Christianity, Judaism, and Islam need to break the gay taboo
It is almost spring, and love, of the gay variety, seems truly to be in the air. The last few weeks have brought a constant stream of good news for LGBT communities in Europe, not to mention encouraging developments in the United States and even within the Catholic Church.
British and French MPs spread the love in the run up to Valentine’s Day by giving non-heterosexual marriage a resounding vote of confidence, while Germany’s Constitutional Court ruled in favour of so-called “successive adoption” by same-sex couples.
Across the Atlantic, where same-sex marriage has faced stiff opposition from religious and social conservatives, a pro-gay marriage ad campaign featuring prominent Democrats and Republicans, including Dick Cheney and Colin Powell, has just been released, while there is talk that Barack Obama is planning to utilize the Supreme Court to push for same-sex matrimony.
Homosexuals, not to mention feminists, have toasted to the resignation of Pope Benedict XVI, who “made homophobia one of his battle cries”, according to one activist. This has left many in the LGBT community hopeful that the next and future popes will be more relaxed towards questions of sexuality, while activists have been urging the Vaticanto wake up to reality.
“There are absolutely no grounds for considering homosexual unions to be in any way similar or even remotely analogous to God’s plan for marriage and family,” wrote Cardinal Ratzinger, the Holy Father’s previous incarnation, in an opinion he wrote for his predecessor Pope John Paul II in 2003 on the issue of same-sex marriage.
Why? Apparently, because “marriage is holy, while homosexual acts go against the natural moral law”.

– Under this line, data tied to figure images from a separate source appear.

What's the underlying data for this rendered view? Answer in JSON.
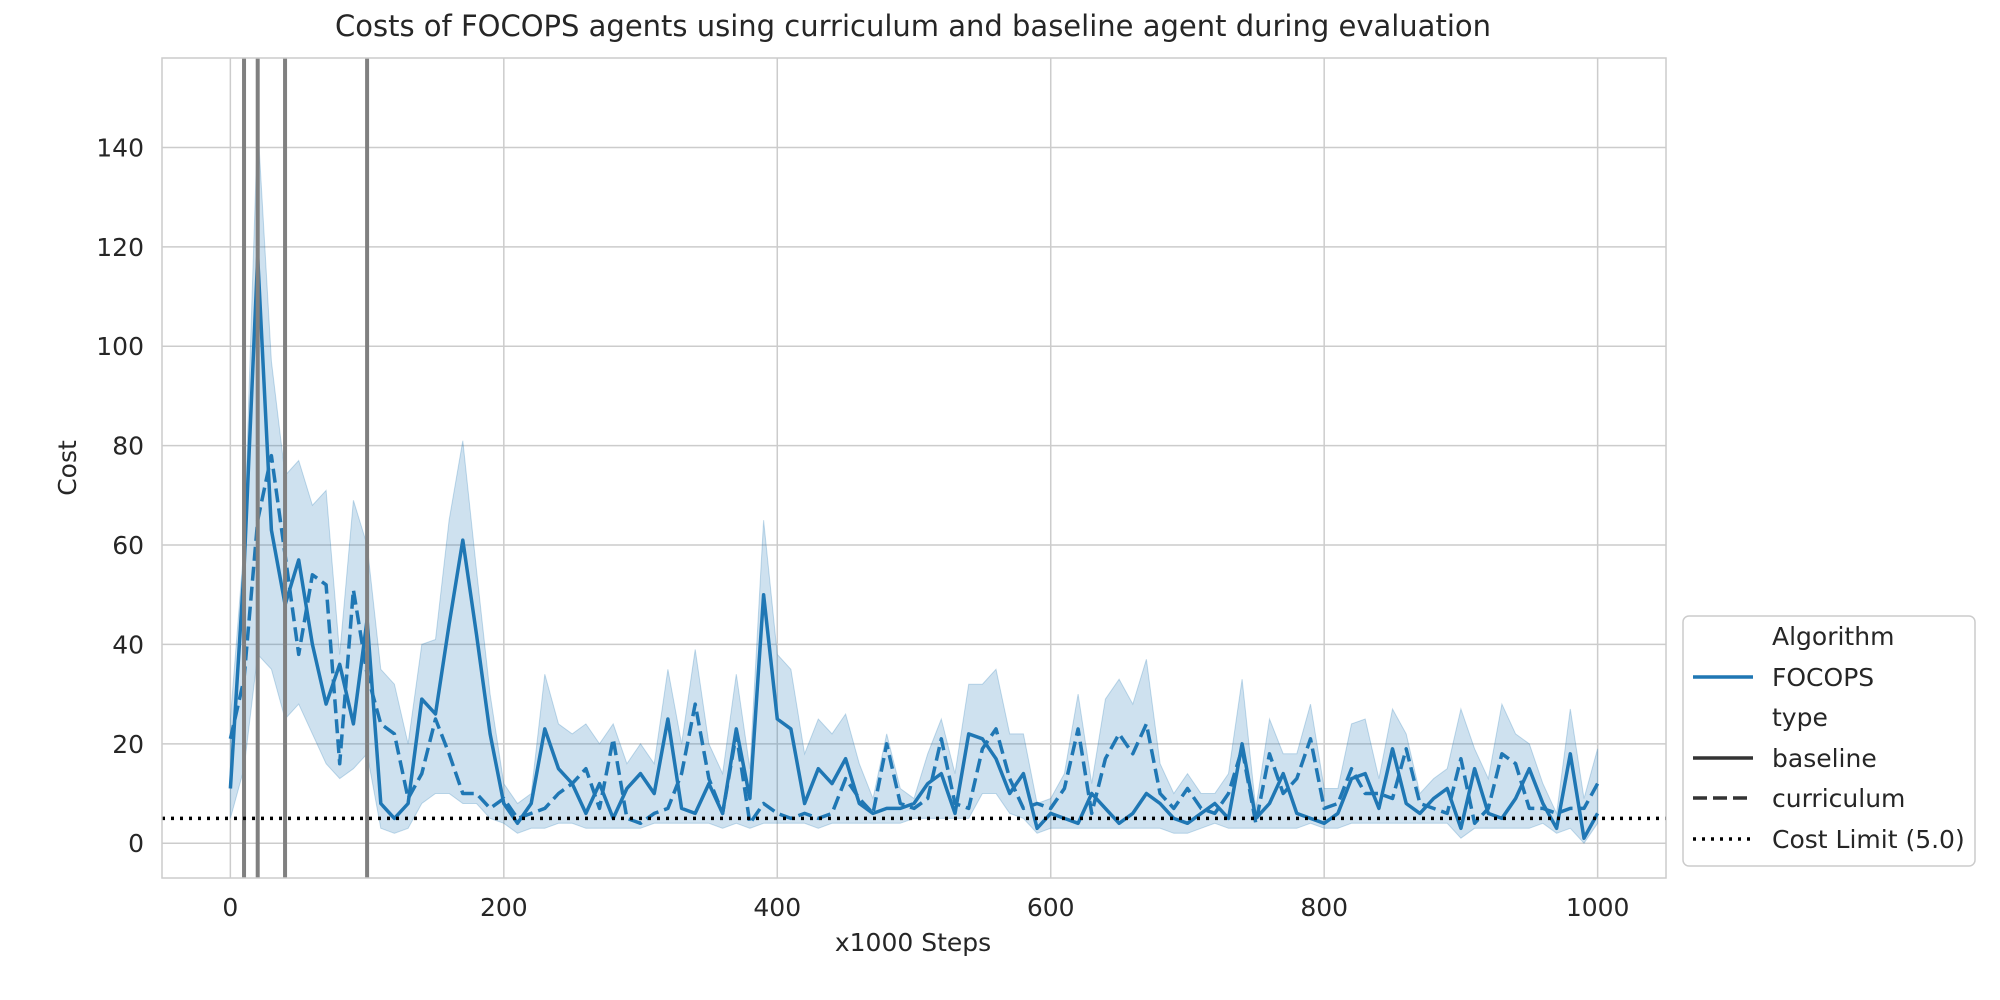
{
  "chart_data": {
    "type": "line",
    "title": "Costs of FOCOPS agents using curriculum and baseline agent during evaluation",
    "xlabel": "x1000 Steps",
    "ylabel": "Cost",
    "xlim": [
      -50,
      1050
    ],
    "ylim": [
      -7,
      158
    ],
    "xticks": [
      0,
      200,
      400,
      600,
      800,
      1000
    ],
    "yticks": [
      0,
      20,
      40,
      60,
      80,
      100,
      120,
      140
    ],
    "grid": true,
    "legend_placement": "lower-right, outside plot",
    "legend": {
      "title_algorithm": "Algorithm",
      "algorithm": "FOCOPS",
      "title_type": "type",
      "baseline": "baseline",
      "curriculum": "curriculum",
      "cost_limit": "Cost Limit (5.0)"
    },
    "colors": {
      "series": "#1f77b4",
      "band": "#1f77b4",
      "vline": "#808080",
      "limit": "#000000",
      "grid": "#cccccc"
    },
    "cost_limit": 5.0,
    "vlines": [
      10,
      20,
      40,
      100
    ],
    "x": [
      0,
      10,
      20,
      30,
      40,
      50,
      60,
      70,
      80,
      90,
      100,
      110,
      120,
      130,
      140,
      150,
      160,
      170,
      180,
      190,
      200,
      210,
      220,
      230,
      240,
      250,
      260,
      270,
      280,
      290,
      300,
      310,
      320,
      330,
      340,
      350,
      360,
      370,
      380,
      390,
      400,
      410,
      420,
      430,
      440,
      450,
      460,
      470,
      480,
      490,
      500,
      510,
      520,
      530,
      540,
      550,
      560,
      570,
      580,
      590,
      600,
      610,
      620,
      630,
      640,
      650,
      660,
      670,
      680,
      690,
      700,
      710,
      720,
      730,
      740,
      750,
      760,
      770,
      780,
      790,
      800,
      810,
      820,
      830,
      840,
      850,
      860,
      870,
      880,
      890,
      900,
      910,
      920,
      930,
      940,
      950,
      960,
      970,
      980,
      990,
      1000
    ],
    "series": [
      {
        "name": "baseline",
        "style": "solid",
        "values": [
          11,
          55,
          118,
          63,
          48,
          57,
          40,
          28,
          36,
          24,
          45,
          8,
          5,
          8,
          29,
          26,
          44,
          61,
          42,
          22,
          8,
          4,
          8,
          23,
          15,
          12,
          6,
          12,
          5,
          11,
          14,
          10,
          25,
          7,
          6,
          12,
          6,
          23,
          9,
          50,
          25,
          23,
          8,
          15,
          12,
          17,
          8,
          6,
          7,
          7,
          8,
          12,
          14,
          6,
          22,
          21,
          17,
          10,
          14,
          3,
          6,
          5,
          4,
          10,
          7,
          4,
          6,
          10,
          8,
          5,
          4,
          6,
          8,
          5,
          20,
          5,
          8,
          14,
          6,
          5,
          4,
          6,
          13,
          14,
          7,
          19,
          8,
          6,
          9,
          11,
          3,
          15,
          6,
          5,
          9,
          15,
          8,
          3,
          18,
          1,
          6
        ]
      },
      {
        "name": "curriculum",
        "style": "dashed",
        "values": [
          21,
          33,
          65,
          78,
          58,
          38,
          54,
          52,
          16,
          51,
          34,
          24,
          22,
          9,
          14,
          25,
          18,
          10,
          10,
          7,
          9,
          5,
          6,
          7,
          10,
          12,
          15,
          7,
          21,
          5,
          4,
          6,
          7,
          14,
          28,
          13,
          6,
          22,
          4,
          8,
          6,
          5,
          6,
          5,
          6,
          13,
          9,
          6,
          20,
          8,
          7,
          9,
          21,
          8,
          7,
          19,
          23,
          13,
          7,
          8,
          7,
          11,
          23,
          6,
          17,
          22,
          18,
          24,
          10,
          7,
          11,
          7,
          6,
          10,
          19,
          4,
          18,
          10,
          13,
          21,
          7,
          8,
          15,
          10,
          10,
          9,
          19,
          8,
          7,
          6,
          17,
          4,
          7,
          18,
          16,
          7,
          7,
          6,
          7,
          7,
          12
        ]
      }
    ],
    "band": {
      "lower": [
        5,
        15,
        38,
        35,
        25,
        28,
        22,
        16,
        13,
        15,
        18,
        3,
        2,
        3,
        8,
        10,
        10,
        8,
        8,
        5,
        4,
        2,
        3,
        3,
        4,
        4,
        3,
        3,
        3,
        3,
        3,
        4,
        4,
        4,
        4,
        4,
        3,
        4,
        3,
        4,
        4,
        4,
        4,
        3,
        4,
        4,
        4,
        4,
        4,
        4,
        5,
        5,
        5,
        5,
        5,
        10,
        10,
        6,
        5,
        2,
        3,
        3,
        3,
        3,
        3,
        3,
        3,
        3,
        3,
        2,
        2,
        3,
        4,
        3,
        3,
        3,
        3,
        3,
        3,
        4,
        3,
        3,
        4,
        4,
        4,
        4,
        4,
        4,
        4,
        4,
        1,
        3,
        3,
        3,
        3,
        3,
        4,
        2,
        3,
        0,
        4
      ],
      "upper": [
        25,
        60,
        145,
        97,
        74,
        77,
        68,
        71,
        38,
        69,
        60,
        35,
        32,
        20,
        40,
        41,
        65,
        81,
        55,
        30,
        12,
        8,
        10,
        34,
        24,
        22,
        24,
        20,
        24,
        16,
        20,
        16,
        35,
        20,
        39,
        20,
        14,
        34,
        15,
        65,
        38,
        35,
        18,
        25,
        22,
        26,
        16,
        9,
        22,
        11,
        9,
        18,
        25,
        14,
        32,
        32,
        35,
        22,
        22,
        8,
        9,
        14,
        30,
        12,
        29,
        33,
        28,
        37,
        16,
        10,
        14,
        10,
        10,
        14,
        33,
        7,
        25,
        18,
        18,
        28,
        11,
        11,
        24,
        25,
        13,
        27,
        22,
        10,
        13,
        15,
        27,
        19,
        13,
        28,
        22,
        20,
        12,
        6,
        27,
        9,
        19
      ]
    }
  }
}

Although the argument that homosexuality is unnatural is contrary to the available scientific evidence and undoubtedly angers gay communities and their supporters, this idea is common not only in the Catholic Church, but in other branches of Christianity, Judaism and Islam.
However, despite Ratzinger’s protestations, deep, deep inside Christianity’s historic closet, there was greater tolerance of homosexuality than appears at first sight. Although the medieval and pre-modern church, especially during the various inquisitions, was well-known for persecuting and killing homosexuals, it may, at least at times, have been rather gay-friendly.